What Am I Committed To?
Sienna Chu, MHC
Commitment. This word can bring up a whole lot of feelings- fear oftentimes being one of them. And yet, as much as we fear commitment, we crave it. In our day-to-day we are in commitment with so many seemingly insignificant and also obviously important things-- like our relationships, jobs, pets, even our favorite coffee shops. According to Webster’s dictionary, commitment is defined as, “the state or quality of being dedicated to a cause, activity, etc.” When what we are committed to has a benefitting cause, it is a wonderful thing, especially when we consider that what humans find most fulfilling often require commitment and time. Our relationships, for example, grow in depth and complexity when we continually invest time and energy into them. The same goes for our careers. There is something satisfying and necessary about commitment in order to achieve and obtain growth and fulfillment.
But what about when a commitment begins to feel more like being stuck or trapped. Webster also defines commitment as, “an engagement or obligation that restricts freedom of action.” Notice how one definition of commitment uses language that elevates or inspires (being dedicated), whereas the other uses language that focuses on what is lost (restricts action). It may seem obvious, that in order to gain the benefits of commitment, we need to sacrifice our freedom of choice. But it’s when this equation becomes imbalanced that we begin to shift from helpful to harmful. It’s important to take note that part of cultivating personal growth is not just nurturing what is good in our lives, but it is also walking away from the things in life that no longer serve us- like a toxic relationship, bad habit, or an addiction. For some things, the shift from healthy to harmful is clear and decisions that follow become obvious. For other areas in our lives, not so much.
So how can we know when we are inside a commitment that gives life, or one that takes away? And if we are in a commitment that takes away, how can we shift it to create benefit.
Start here:
Ask yourself, “what am I committed to?” Take an honest look at where you energy and time has been going. In this fast-paced and highly competitive world, we mask obligations with a false sense of commitment. Perhaps you spend much of your time at work but are left feeling unfulfilled or are in a committed relationship that is dissatisfying. Sometimes we slip into believing that we spend most of our time in commitment with the things that matter to us most, but it isn’t until we see it on pen and paper in front of us, that we realize how much time is dedicated to other, less meaningful things.
Examine what you gain from these commitments. So many of my clients remain inside commitments, forgetting why they originally committed to them in the first place. Our meaning and relationship to things change over time. It’s important to take stock and see if we are still benefiting from what we dedicate ourselves to, or if the meaning behind it has shifted. Now, this doesn’t mean the moment you feel you aren’t gaining personally from something that it’s bad, but perhaps it means the dynamic of the commitment needs to shift. Who benefits should be dynamic, something that dances back and forth. There will be times when your partner will get more from your relationship than you, just be sure it continues moving and doesn’t get stuck on one end.
Check in with yourself. So many of us are numb to the impact of continued stress, and let’s be honest, we use the word “commitment” as a way to justify how much we pressure or “should” ourselves every day. When our commitments take away our energy without restoration, we become stuck in a state of energy depletion and high stress. Our bodies respond by releasing hormones like adrenaline and cortisol, which can wreak havoc on our vital organs or normal functioning- especially when their levels remain high in the bloodstream over time. This often occurs outside of our awareness. So go to your doctor appointments, take a look at your diet and sleep habits, see where your body is asking for more TLC, and talk with a therapist who can help you explore these questions more deeply.

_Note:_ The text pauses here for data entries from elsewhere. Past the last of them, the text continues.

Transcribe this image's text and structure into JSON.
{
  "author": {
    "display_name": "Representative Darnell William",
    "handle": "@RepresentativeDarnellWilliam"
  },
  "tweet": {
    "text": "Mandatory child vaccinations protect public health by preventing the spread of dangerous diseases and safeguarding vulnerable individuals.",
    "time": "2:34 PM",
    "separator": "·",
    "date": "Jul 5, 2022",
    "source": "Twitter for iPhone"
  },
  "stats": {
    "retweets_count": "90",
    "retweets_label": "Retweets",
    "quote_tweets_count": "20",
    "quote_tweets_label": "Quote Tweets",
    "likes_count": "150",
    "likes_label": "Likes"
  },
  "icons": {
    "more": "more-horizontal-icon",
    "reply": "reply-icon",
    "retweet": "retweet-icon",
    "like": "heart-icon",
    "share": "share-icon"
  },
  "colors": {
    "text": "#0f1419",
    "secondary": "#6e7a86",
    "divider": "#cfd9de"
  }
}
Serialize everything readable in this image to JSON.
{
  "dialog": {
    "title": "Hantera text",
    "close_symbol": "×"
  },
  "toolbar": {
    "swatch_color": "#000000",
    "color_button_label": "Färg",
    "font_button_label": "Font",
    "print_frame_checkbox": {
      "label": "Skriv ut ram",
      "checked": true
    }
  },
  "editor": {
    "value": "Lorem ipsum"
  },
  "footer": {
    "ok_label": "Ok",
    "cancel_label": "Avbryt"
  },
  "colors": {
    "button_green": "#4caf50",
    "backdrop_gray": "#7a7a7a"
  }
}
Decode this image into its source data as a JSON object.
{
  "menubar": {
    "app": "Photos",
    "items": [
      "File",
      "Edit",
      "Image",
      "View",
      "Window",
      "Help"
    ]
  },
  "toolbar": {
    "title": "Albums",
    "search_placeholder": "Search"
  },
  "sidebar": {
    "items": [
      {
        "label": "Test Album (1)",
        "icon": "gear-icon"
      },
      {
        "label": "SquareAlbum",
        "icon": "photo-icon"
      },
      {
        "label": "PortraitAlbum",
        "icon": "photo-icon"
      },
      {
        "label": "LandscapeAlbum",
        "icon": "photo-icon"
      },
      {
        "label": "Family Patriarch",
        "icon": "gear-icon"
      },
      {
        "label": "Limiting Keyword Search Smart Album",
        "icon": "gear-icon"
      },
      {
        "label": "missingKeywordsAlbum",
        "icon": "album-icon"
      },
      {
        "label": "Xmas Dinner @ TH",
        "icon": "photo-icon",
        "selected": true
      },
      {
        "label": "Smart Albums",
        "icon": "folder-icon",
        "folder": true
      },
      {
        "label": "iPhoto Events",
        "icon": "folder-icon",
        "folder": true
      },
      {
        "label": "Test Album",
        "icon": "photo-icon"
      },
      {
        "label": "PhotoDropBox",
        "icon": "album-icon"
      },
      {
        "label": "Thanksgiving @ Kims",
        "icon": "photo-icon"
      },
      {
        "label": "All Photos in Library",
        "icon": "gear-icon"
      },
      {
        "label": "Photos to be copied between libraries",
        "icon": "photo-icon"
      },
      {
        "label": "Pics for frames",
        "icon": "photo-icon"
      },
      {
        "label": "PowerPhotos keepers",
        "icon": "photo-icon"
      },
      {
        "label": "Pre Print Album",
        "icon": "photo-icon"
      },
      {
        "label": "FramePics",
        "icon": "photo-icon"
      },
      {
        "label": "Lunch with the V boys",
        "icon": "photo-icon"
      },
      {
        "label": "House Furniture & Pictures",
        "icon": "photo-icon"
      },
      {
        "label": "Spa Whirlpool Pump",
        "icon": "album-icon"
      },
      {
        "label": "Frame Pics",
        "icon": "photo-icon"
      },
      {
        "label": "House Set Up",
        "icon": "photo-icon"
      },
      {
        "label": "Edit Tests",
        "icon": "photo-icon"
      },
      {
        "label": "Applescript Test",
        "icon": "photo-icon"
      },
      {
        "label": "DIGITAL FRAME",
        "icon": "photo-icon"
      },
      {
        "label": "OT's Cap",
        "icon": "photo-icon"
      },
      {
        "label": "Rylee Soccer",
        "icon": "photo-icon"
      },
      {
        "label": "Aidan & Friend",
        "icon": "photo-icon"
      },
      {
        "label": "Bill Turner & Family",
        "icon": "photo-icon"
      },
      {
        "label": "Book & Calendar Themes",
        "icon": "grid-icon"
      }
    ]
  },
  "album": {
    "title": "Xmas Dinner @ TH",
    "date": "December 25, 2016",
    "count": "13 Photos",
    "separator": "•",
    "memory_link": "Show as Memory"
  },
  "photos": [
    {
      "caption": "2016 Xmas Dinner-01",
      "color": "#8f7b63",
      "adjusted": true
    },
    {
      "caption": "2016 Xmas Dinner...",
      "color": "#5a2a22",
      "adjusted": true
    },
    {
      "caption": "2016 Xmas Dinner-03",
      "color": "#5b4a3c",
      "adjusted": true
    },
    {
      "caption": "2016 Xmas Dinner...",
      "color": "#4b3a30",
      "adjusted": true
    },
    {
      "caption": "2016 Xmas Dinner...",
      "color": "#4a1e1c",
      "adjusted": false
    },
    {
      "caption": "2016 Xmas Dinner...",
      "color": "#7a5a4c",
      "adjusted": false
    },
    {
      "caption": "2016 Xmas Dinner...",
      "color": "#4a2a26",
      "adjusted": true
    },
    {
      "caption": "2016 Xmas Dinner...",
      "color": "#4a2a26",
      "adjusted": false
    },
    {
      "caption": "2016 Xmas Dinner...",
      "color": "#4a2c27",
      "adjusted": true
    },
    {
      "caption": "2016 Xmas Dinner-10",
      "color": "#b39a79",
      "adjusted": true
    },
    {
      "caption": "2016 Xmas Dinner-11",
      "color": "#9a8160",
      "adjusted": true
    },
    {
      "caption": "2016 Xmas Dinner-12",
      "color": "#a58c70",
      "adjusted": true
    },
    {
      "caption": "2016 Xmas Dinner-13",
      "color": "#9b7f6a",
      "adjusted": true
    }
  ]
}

Communicate. Once we develop awareness around what is straining us in our commitments, it’s important to follow through and communicate that with the people in our lives who it affects. So many of us are caught up in an internal dialogue, and are unaware as to what has been processed internally versus actually said allowed. Be intentional with your communication, and be sure to speak from a place that acknowledges your feelings. This might mean talking with coworkers or your boss about creating a healthier work/life balance. Or talking with your partner about what your needs are and how they can better meet them for you. Try not to assume that others know what your thinking or feeling.
Practice gratitude. Sometimes it’s something as simple as actively giving thanks that we can shift our perspective and restore meaning and purpose to our commitments.
Commitment is unavoidable when it comes to getting the most out of the things in life that are most important to us. We are beings wired for connection- to ourselves, others, a higher power, and a sense of purpose. In a world that gives rise to more and more distractions and promotes more inauthentic connection than authentic, the need for commitment to what’s important grows deeper. So, be intentional with your time and love. Start by asking yourself, “what am I committed to?”